Während so mancher von Freys zitierten Amtskollegen verlangte, ausreisepflichtige Asylbewerber müssten "endlich auch abgeschoben werden", stellte Frey keine solchen Forderungen. Für Machnik werden in dem Text dennoch "Ressentiments gegen Geflüchtete aus uns kulturell nicht so nahestehenden Ländern geschürt" - mit Frey auf einem großen Foto. Der Starnberger Landrat sei dabei zwar keine treibende Kraft in den Reihen der Union, erklärte Machnik. "Aber Herr Frey macht halt mit."
Die Grünen stellen dabei klar: Es gehe ihnen keineswegs darum, die Herausforderungen für die Kommunen kleinzureden. Die Fokussierung auf das Thema sei jedoch nicht zielführend, andere Aufgaben kämen dadurch zu kurz. Nicht alle Sparmaßnahmen dürften mit Verweis auf die fehlende Unterstützung aus Berlin begründet werden, sagte die Grüne Bezirksrätin Martina Neubauer. Co-Sprecher Florian Hönicke ergänzte, Bund, Länder und Kommunen müssten zusammenarbeiten, statt sich gegenseitig die Schuld zuzuweisen. Das helfe "weder den Kommunen noch den vor Krieg und Unterdrückung zu uns geflohenen Menschen!"
Auch Verena Machnik findet, es müsse trotz der großen Aufgaben bei der Unterbringung der Geflüchteten mehr über andere Dinge wie den Ausbau erneuerbarer Energien gesprochen werden. Durch die Fokussierung auf das Thema sowie die Schuldzuweisungen in Richtung Berlin versuche die CSU, von eigenen Versäumnissen abzulenken.

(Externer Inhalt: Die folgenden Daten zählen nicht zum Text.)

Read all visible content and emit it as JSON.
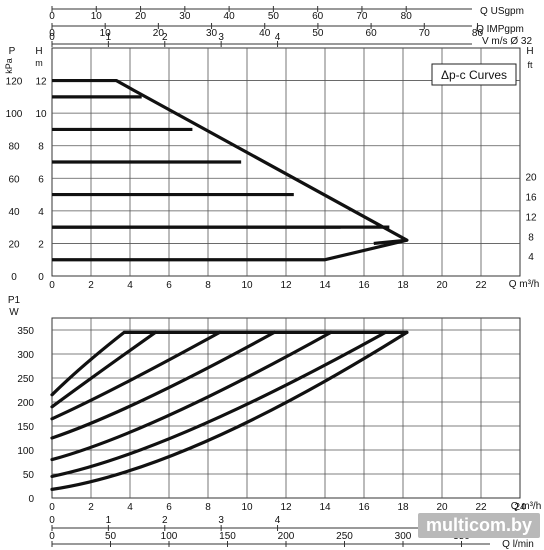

Landrat Frey empfindet die Kritik als ungerechtfertigt. Der Wirbel um den Bild-Artikel sei "viel Lärm um nichts", sagte er der SZ. Er habe lediglich auf die bestehenden Probleme bei der Unterbringung hinweisen wollen. "Schweigen ist da nicht der richtige Weg." Dass er dafür nun in eine Ecke gestellt werde, sei nicht zielführend - und auch nicht legitim. "Ich vertrete bei dem Thema ja eh ein Stück weit eine andere Position als meine Partei", stellte der Landrat klar. "Mein Ansatz ist es, die Realität zu beschreiben und die Dinge zu fordern, die wir hier vor Ort brauchen." Die Empörung der Grünen ist für Frey "ein Stück weit wahlkampforientiert".
Auch das ist ein deutliches Zeichen dafür, dass es losgeht: Wenn sich zwei Parteien gegenseitig vorwerfen, Wahlkampf zu betreiben, stecken sie meist schon mittendrin. Und egal, was man von der Reiberei zum Auftakt halten mag: Das Thema ist jedenfalls dringlich.